These are the key concepts you need to understand to accurately answer the question.

Expected Value
In probability and statistics, the expected value of a discrete random variable reflects the average or mean value of outcomes that you would expect if you were to repeat a random experiment indefinitely. This concept is fundamental because it provides insight into the central tendency of the distribution of the random variable.

To calculate the expected value, you need to multiply each possible value of the variable by its probability of occurrence and sum all those products. The formula is expressed as:
  • \( E(X) = \sum_{i=0}^{n} x_i \cdot P(X=x_i) \)
For example, in our exercise, values such as 0, 1, 2, 3, and 4 each have a probability of 0.2. Multiplying these values by their probabilities and summing gives us:
  • \( E(X) = 0 \cdot 0.2 + 1 \cdot 0.2 + 2 \cdot 0.2 + 3 \cdot 0.2 + 4 \cdot 0.2 = 2 \)
Thus, the expected value, or the mean, of this distribution is 2.
Variance
Variance measures how much the values of a random variable differ from the expected value, providing an idea of the dispersion or spread of the data around the mean. A lower variance signifies that the values are clustered closely around the mean, while a higher variance indicates a wider spread.
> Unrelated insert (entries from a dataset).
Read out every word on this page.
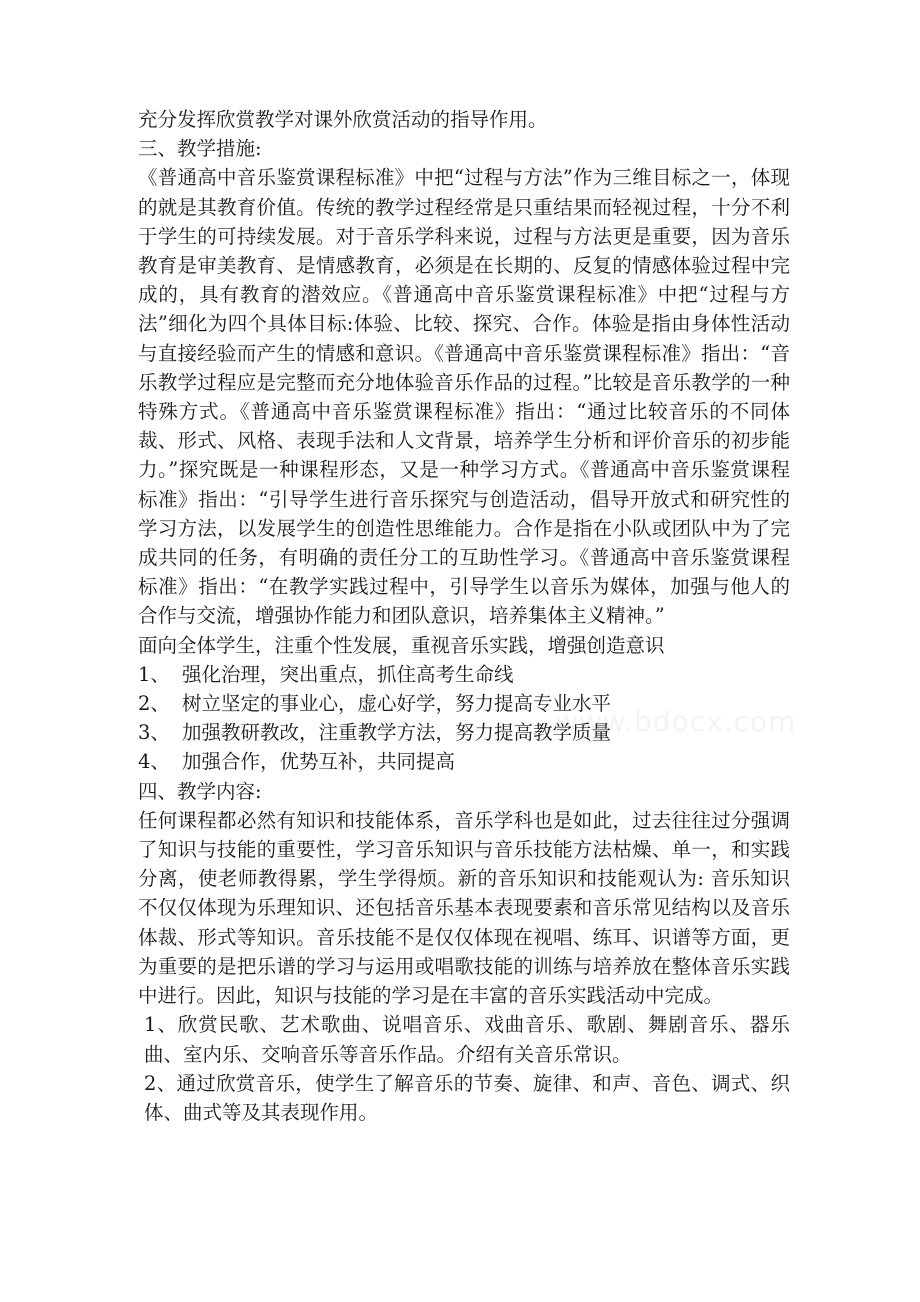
www.bdocx.com

充分发挥欣赏教学对课外欣赏活动的指导作用。

三、教学措施:

《普通高中音乐鉴赏课程标准》中把“过程与方法”作为三维目标之一，体现的就是其教育价值。传统的教学过程经常是只重结果而轻视过程，十分不利于学生的可持续发展。对于音乐学科来说，过程与方法更是重要，因为音乐教育是审美教育、是情感教育，必须是在长期的、反复的情感体验过程中完成的，具有教育的潜效应。《普通高中音乐鉴赏课程标准》中把“过程与方法”细化为四个具体目标:体验、比较、探究、合作。体验是指由身体性活动与直接经验而产生的情感和意识。《普通高中音乐鉴赏课程标准》指出：“音乐教学过程应是完整而充分地体验音乐作品的过程。”比较是音乐教学的一种特殊方式。《普通高中音乐鉴赏课程标准》指出：“通过比较音乐的不同体裁、形式、风格、表现手法和人文背景，培养学生分析和评价音乐的初步能力。”探究既是一种课程形态，又是一种学习方式。《普通高中音乐鉴赏课程标准》指出：“引导学生进行音乐探究与创造活动，倡导开放式和研究性的学习方法，以发展学生的创造性思维能力。合作是指在小队或团队中为了完成共同的任务，有明确的责任分工的互助性学习。《普通高中音乐鉴赏课程标准》指出：“在教学实践过程中，引导学生以音乐为媒体，加强与他人的合作与交流，增强协作能力和团队意识，培养集体主义精神。”

面向全体学生，注重个性发展，重视音乐实践，增强创造意识

1、 强化治理，突出重点，抓住高考生命线

2、 树立坚定的事业心，虚心好学，努力提高专业水平

3、 加强教研教改，注重教学方法，努力提高教学质量

4、 加强合作，优势互补，共同提高

四、教学内容:

任何课程都必然有知识和技能体系，音乐学科也是如此，过去往往过分强调了知识与技能的重要性，学习音乐知识与音乐技能方法枯燥、单一，和实践分离，使老师教得累，学生学得烦。新的音乐知识和技能观认为: 音乐知识不仅仅体现为乐理知识、还包括音乐基本表现要素和音乐常见结构以及音乐体裁、形式等知识。音乐技能不是仅仅体现在视唱、练耳、识谱等方面，更为重要的是把乐谱的学习与运用或唱歌技能的训练与培养放在整体音乐实践中进行。因此，知识与技能的学习是在丰富的音乐实践活动中完成。

1、欣赏民歌、艺术歌曲、说唱音乐、戏曲音乐、歌剧、舞剧音乐、器乐曲、室内乐、交响音乐等音乐作品。介绍有关音乐常识。

2、通过欣赏音乐，使学生了解音乐的节奏、旋律、和声、音色、调式、织体、曲式等及其表现作用。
The variance of a discrete random variable is calculated using the formula:
  • \( Var(X) = E(X^2) - [E(X)]^2 \)
Here, you first need \(E(X^2)\), the expected value of the square of the random variable. In our exercise:
  • \( E(X^2) = 0^2 \cdot 0.2 + 1^2 \cdot 0.2 + 2^2 \cdot 0.2 + 3^2 \cdot 0.2 + 4^2 \cdot 0.2 = 6 \)
This result helps us find the variance:
  • \( Var(X) = 6 - (2)^2 = 2 \)
Hence, the variance of the distribution is 2, indicating the degree to which the values of the random variable deviate from the mean.
Discrete Random Variables
Discrete random variables are variables that take on a countable number of distinct values. These values are outcomes of a random phenomenon. Such variables are common in scenarios where outcomes can be distinctly categorized with no intermediates, such as rolling dice or counting heads in coin tosses.
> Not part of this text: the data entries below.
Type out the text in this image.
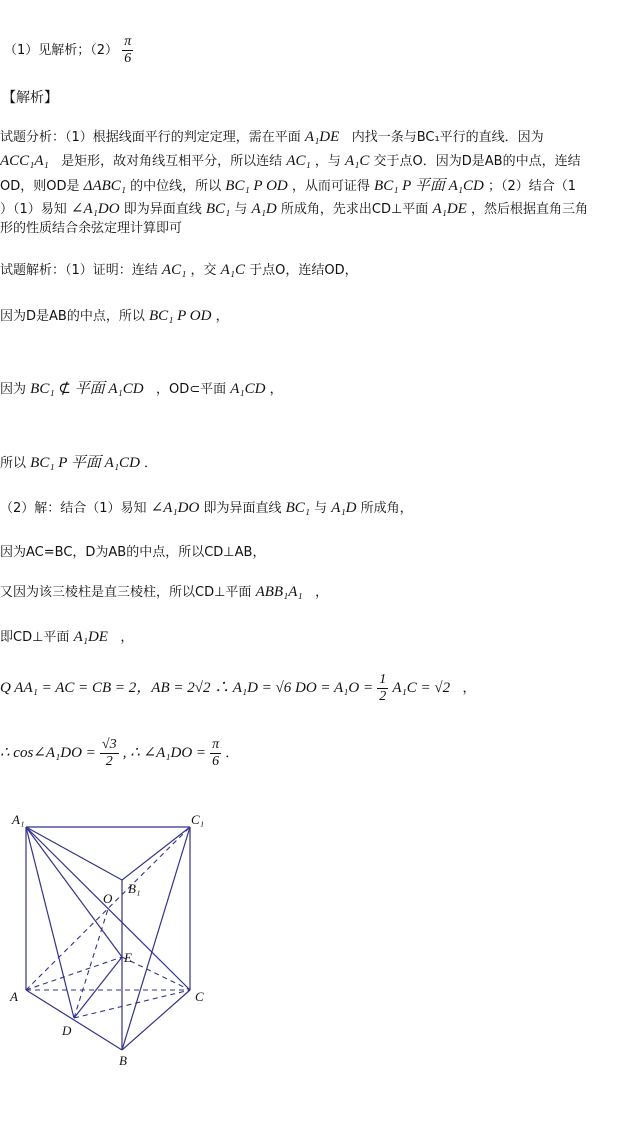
（1）见解析；$(2) \frac{\pi}{6}$
【解析】
试题分析：（1）根据线面平行的判定定理，需在平面 A₁DE 内找一条与BC₁平行的直线．因为
ACC₁A₁ 是矩形，故对角线互相平分，所以连结 AC₁ ，与 A₁C 交于点O．因为D是AB的中点，连结
OD，则OD是 ΔABC₁ 的中位线，所以 BC₁ P OD ，从而可证得 BC₁ P 平面 A₁CD ；（2）结合（1
）（1）易知 ∠A₁DO 即为异面直线 BC₁ 与 A₁D 所成角，先求出CD⊥平面 A₁DE ，然后根据直角三角
形的性质结合余弦定理计算即可
试题解析：（1）证明：连结 AC₁ ，交 A₁C 于点O，连结OD，
因为D是AB的中点，所以 BC₁ P OD ，
因为 BC₁ ⊄ 平面 A₁CD ，OD⊂平面 A₁CD ，
所以 BC₁ P 平面 A₁CD ．
（2）解：结合（1）易知 ∠A₁DO 即为异面直线 BC₁ 与 A₁D 所成角，
因为AC=BC，D为AB的中点，所以CD⊥AB，
又因为该三棱柱是直三棱柱，所以CD⊥平面 ABB₁A₁ ，
即CD⊥平面 A₁DE ，
Q AA₁ = AC = CB = 2，AB = 2√2 ∴ A₁D = √6 DO = $A_1O = \frac{1}{2} A_1C = √2$ ，
∴ cos∠A₁DO = $\frac{√3}{2}$ , ∴ ∠A₁DO = $\frac{\pi}{6}$ ．
A₁	C₁
B₁
O
E
A	C
D
B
Each value of a discrete random variable is associated with a probability, which adds up to 1 when all potential outcomes are considered. This allows for the calculation of measures such as expected value and variance, which give insights into the distribution's behavior.

In our exercise, the random variable \(X\) takes values from the set \{0, 1, 2, 3, 4\}, each with an equal probability of 0.2. This uniform distribution shows that each outcome is equally likely, a characteristic of discrete uniform distributions. Understanding discrete random variables helps in predicting and analyzing random events through quantitative measures.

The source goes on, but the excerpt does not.